— Да ты обезумел, — проговорил он. — Как ты сможешь заставить богов отвечать? Их власть над нами, они держат нас в своих руках по воле Отца Богов, зачем ты уподобляешься Морготу, восставая против них?
— Я против них не восстаю. Я принес им свою жизнь, а они не приняли ее. Я всего лишь хочу знать: что мне делать и как жить дальше, чтобы не сгореть впустую. Неужели я требую так много?

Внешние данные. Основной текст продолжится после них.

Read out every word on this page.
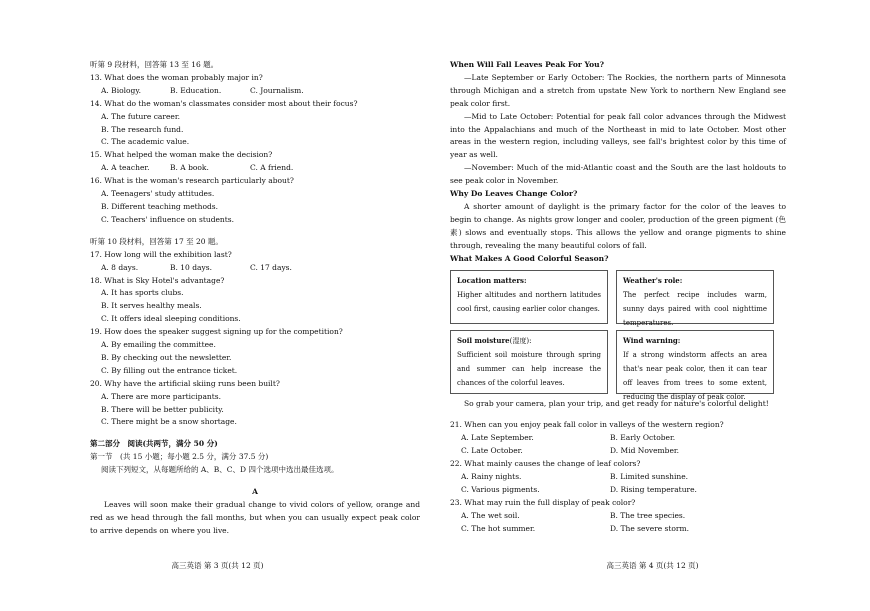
听第 9 段材料，回答第 13 至 16 题。
13. What does the woman probably major in?
A. Biology.	B. Education.	C. Journalism.
14. What do the woman's classmates consider most about their focus?
A. The future career.
B. The research fund.
C. The academic value.
15. What helped the woman make the decision?
A. A teacher.	B. A book.	C. A friend.
16. What is the woman's research particularly about?
A. Teenagers' study attitudes.
B. Different teaching methods.
C. Teachers' influence on students.
听第 10 段材料，回答第 17 至 20 题。
17. How long will the exhibition last?
A. 8 days.	B. 10 days.	C. 17 days.
18. What is Sky Hotel's advantage?
A. It has sports clubs.
B. It serves healthy meals.
C. It offers ideal sleeping conditions.
19. How does the speaker suggest signing up for the competition?
A. By emailing the committee.
B. By checking out the newsletter.
C. By filling out the entrance ticket.
20. Why have the artificial skiing runs been built?
A. There are more participants.
B. There will be better publicity.
C. There might be a snow shortage.
第二部分　阅读(共两节，满分 50 分)
第一节　(共 15 小题；每小题 2.5 分，满分 37.5 分)
阅读下列短文，从每题所给的 A、B、C、D 四个选项中选出最佳选项。
A
Leaves will soon make their gradual change to vivid colors of yellow, orange and red as we head through the fall months, but when you can usually expect peak color to arrive depends on where you live.
高三英语 第 3 页(共 12 页)
When Will Fall Leaves Peak For You?
—Late September or Early October: The Rockies, the northern parts of Minnesota through Michigan and a stretch from upstate New York to northern New England see peak color first.
—Mid to Late October: Potential for peak fall color advances through the Midwest into the Appalachians and much of the Northeast in mid to late October. Most other areas in the western region, including valleys, see fall's brightest color by this time of year as well.
—November: Much of the mid-Atlantic coast and the South are the last holdouts to see peak color in November.
Why Do Leaves Change Color?
A shorter amount of daylight is the primary factor for the color of the leaves to begin to change. As nights grow longer and cooler, production of the green pigment (色素) slows and eventually stops. This allows the yellow and orange pigments to shine through, revealing the many beautiful colors of fall.
What Makes A Good Colorful Season?
Location matters:
Higher altitudes and northern latitudes cool first, causing earlier color changes.
Weather's role:
The perfect recipe includes warm, sunny days paired with cool nighttime temperatures.
Soil moisture(湿度):
Sufficient soil moisture through spring and summer can help increase the chances of the colorful leaves.
Wind warning:
If a strong windstorm affects an area that's near peak color, then it can tear off leaves from trees to some extent, reducing the display of peak color.
So grab your camera, plan your trip, and get ready for nature's colorful delight!
21. When can you enjoy peak fall color in valleys of the western region?
A. Late September.	B. Early October.
C. Late October.	D. Mid November.
22. What mainly causes the change of leaf colors?
A. Rainy nights.	B. Limited sunshine.
C. Various pigments.	D. Rising temperature.
23. What may ruin the full display of peak color?
A. The wet soil.	B. The tree species.
C. The hot summer.	D. The severe storm.
高三英语 第 4 页(共 12 页)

— Не знаю, брат. Я никогда не пытался призвать богов к ответу. Я знаю, что должен делать: сражаться; и я буду сражаться, хотя бы весь мир кричал мне, что это безнадежно. По-моему, тебе не хватает решимости, а не знания. Ты требуешь с богов ответа лишь потому, что недоволен ответом, который знаешь сам: бейся до конца, а там будь что будет. Саурон напугал тебя, брат.
— Думай так, если хочешь, — Берен разжал руки и плечи его поникли. — Но тогда скажи мне — какого совета у меня ты пришел просить?
Он снова поднял глаза и Хурину пришлось отступить на шаг назад. После речей Берена он не хотел уже говорить ему о своих снах — но теперь Берен сам заговорил об этом.
— Ты о чем? — спросил он, сделав вид, будто не понял.
— О том, что снится тебе третью ночь подряд. Ну же, Хурин? Кто из нас тут упрекал другого в том, что ему не хватает решимости? Кого из нас испугали?
— Я не баба, чтобы бояться снов и пророчеств. — Хурин передернул плечами, пытаясь избавиться от цепенящего наваждения. — Хорошо, слушай же…
Во рту у него вдруг пересохло, и пришлось перевести дыхание.
— Говори, — подбодрил его Берен.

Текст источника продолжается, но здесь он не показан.